Vreemd, je kan ze er zo uitpikken uit de reusachtige berg nummers. De twintig nummers die je als redactiesecretaris ter wereld geholpen hebt, van 1972 tot 1974. Een boeiende tijd, waarin het zaligste moment was, als je al je drukproeven en illustraties klaar had en de zegetocht naar Brugge kon aanvatten, naar Albert Setola voor lay-out en bijkomende verluchting. Zalig, niet alleen omdat eens te meer het saaie werk achter de rug was, maar ook omdat je daar een stil mens mocht ontmoeten, zo innemend, zo mededeelzaam, zo omnivalent kunstenaar en zo onverwacht soms (zoals die namiddag-jazz-session op zijn elektronische orgel en zijn drumstel...). En de gastvrijheid van zijn echtgenote...
Voor een beginnend germanist-leraar inderdaad een boeiende tijd van opentrekkende ontmoetingen. Neem nu, in voorbereiding van het nummer 125, over Gustaaf en Karel Van de Woestijne, de trip naar Sint-Martens-Latem, bij Raf Van den Abeele; de vele ontmoetingen met Dr. Albert Smeets, omnipresente duivel-doet-alles, die je deels van veel redactiewerk kon ontlasten omdat hij zelf dag en nacht met C.V.K.V. en tijdschrift begaan was, maar anderzijds door zijn vaak impulsieve houding je een hele vracht kon bij bezorgen. Zoals met het ‘Consciencenummer’ (Vl. 134): het leek in veilige handen: Ludo Simons en zijn vriendenkring, geruggesteund door heel zijn ‘Archief en Museum van het Vlaams Cultuurleven’, stonden borg voor een hoogst-interessant nummer. Toen plots Albert Smeets zich nogal scherp uitgelaten had over het A.M.V.C. Heel de ploeg trok zich in blok terug. Een nieuw nulpunt voor de secretaris dus. In allerijl moest een nieuw nummer op stapel gezet worden; en daarbij, gefrustreerd als we waren, wilden we nog niet onderdoen voor die afhakende groep gerenommeerde Consciencekenners.
Andere samenstellers waren dan weer té enthoesiast en aasden, met de hulp van het tijdschrift, op een nagenoeg volledige behandeling van hun onderwerp, haaks op de klare afspraken tussen redactiesecretaris en drukker. Achteraf zijn dat natuurlijk de mooiste nummers..., zoals ‘Het Rococo-orgel in Vlaanderen’ met het enthoesiaste duo Kamiel D'Hooghe en Ghislain Potvlieghe, onze orgelfanaat bij uitstek. Liever zo natuurlijk dan die boze telefoon van Professor Steppe, na het verschijnen van zijn ‘Naer Sente Jacobs in Galissiën’ (Vl. 126), omdat er een paar onderteksten bij de verkeerde illustraties terecht gekomen waren.
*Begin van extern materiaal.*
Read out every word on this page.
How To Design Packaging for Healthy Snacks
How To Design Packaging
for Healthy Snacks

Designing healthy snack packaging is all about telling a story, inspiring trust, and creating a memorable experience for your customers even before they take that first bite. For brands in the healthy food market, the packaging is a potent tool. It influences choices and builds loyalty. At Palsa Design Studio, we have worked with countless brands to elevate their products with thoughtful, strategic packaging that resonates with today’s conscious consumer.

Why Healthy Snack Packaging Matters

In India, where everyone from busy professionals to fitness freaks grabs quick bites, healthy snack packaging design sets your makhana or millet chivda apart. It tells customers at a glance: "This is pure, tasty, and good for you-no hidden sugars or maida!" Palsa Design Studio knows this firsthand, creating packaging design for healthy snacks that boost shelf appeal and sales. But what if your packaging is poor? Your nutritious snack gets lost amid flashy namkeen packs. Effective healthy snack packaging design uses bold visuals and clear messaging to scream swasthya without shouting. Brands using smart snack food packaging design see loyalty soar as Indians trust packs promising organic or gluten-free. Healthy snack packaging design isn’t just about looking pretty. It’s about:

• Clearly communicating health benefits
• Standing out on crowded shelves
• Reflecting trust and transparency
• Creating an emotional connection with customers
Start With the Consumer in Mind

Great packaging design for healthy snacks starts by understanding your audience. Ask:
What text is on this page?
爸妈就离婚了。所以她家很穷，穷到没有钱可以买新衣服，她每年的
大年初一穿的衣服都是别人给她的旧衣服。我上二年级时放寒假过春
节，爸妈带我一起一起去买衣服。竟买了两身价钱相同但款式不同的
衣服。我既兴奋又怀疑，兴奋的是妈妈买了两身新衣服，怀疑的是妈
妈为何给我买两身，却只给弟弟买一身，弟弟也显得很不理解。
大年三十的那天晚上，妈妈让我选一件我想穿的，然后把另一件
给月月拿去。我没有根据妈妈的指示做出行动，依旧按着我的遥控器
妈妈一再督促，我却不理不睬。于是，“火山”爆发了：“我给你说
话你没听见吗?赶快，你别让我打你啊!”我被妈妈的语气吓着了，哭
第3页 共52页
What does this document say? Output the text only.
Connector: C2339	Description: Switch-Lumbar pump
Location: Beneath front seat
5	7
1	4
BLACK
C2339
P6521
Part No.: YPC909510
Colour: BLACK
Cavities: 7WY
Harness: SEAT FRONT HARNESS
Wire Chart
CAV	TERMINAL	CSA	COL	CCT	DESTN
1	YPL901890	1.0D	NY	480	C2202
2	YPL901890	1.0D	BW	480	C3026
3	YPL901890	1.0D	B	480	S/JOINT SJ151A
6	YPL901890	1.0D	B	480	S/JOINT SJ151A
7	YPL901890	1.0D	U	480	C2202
De tol van de eindspurt.
Gelukkig mocht je als redactiesecretaris nu en dan je eigen interessevelden ook eens exploreren. Rechtstreeks uit mijn licentiaatsverhandeling werd nr. 128 ‘Symbiose der Kunsten’ geboren, en rechtstreeks uit mijn van dan af groeiende muzikale interesse, het nr. 143 ‘Volksmuziek in Vlaanderen’. Zo kon je best eens het saaie secretariaatswerk vergeten...
Twintig nummers meegemaakt en dan de fakkel maar weer doorgegeven: geen grote plaats dus voor mij in de ‘rij der onsterfelijken’... Twintig nummers lang heb ik mij ook de vraag gesteld in hoever je ‘Vlaanderen’ wel een tijdschrift kon noemen. Eerder een reeks heel boeiende monografieën, dacht ik, soms weinig inspelend op de échte ronkende actualiteit, zoals van een normaal tijdschrift verwacht wordt. Een verjaardag van een geboorte of een afsterven van een kunstenaar was vaak een zwak alibi om de schijn van actualiteit hoog te houden. Een collega-leraar drukte het eens zo uit: ‘Eigenlijk lees ik nooit Vlaanderen als het nummer verschijnt; maar veel later, als ik met iets bezig ben, schiet me dan te binnen, dat Vlaanderen daar ook een themanummer aan gewijd heeft. En dan haal ik het boven met volle interesse.’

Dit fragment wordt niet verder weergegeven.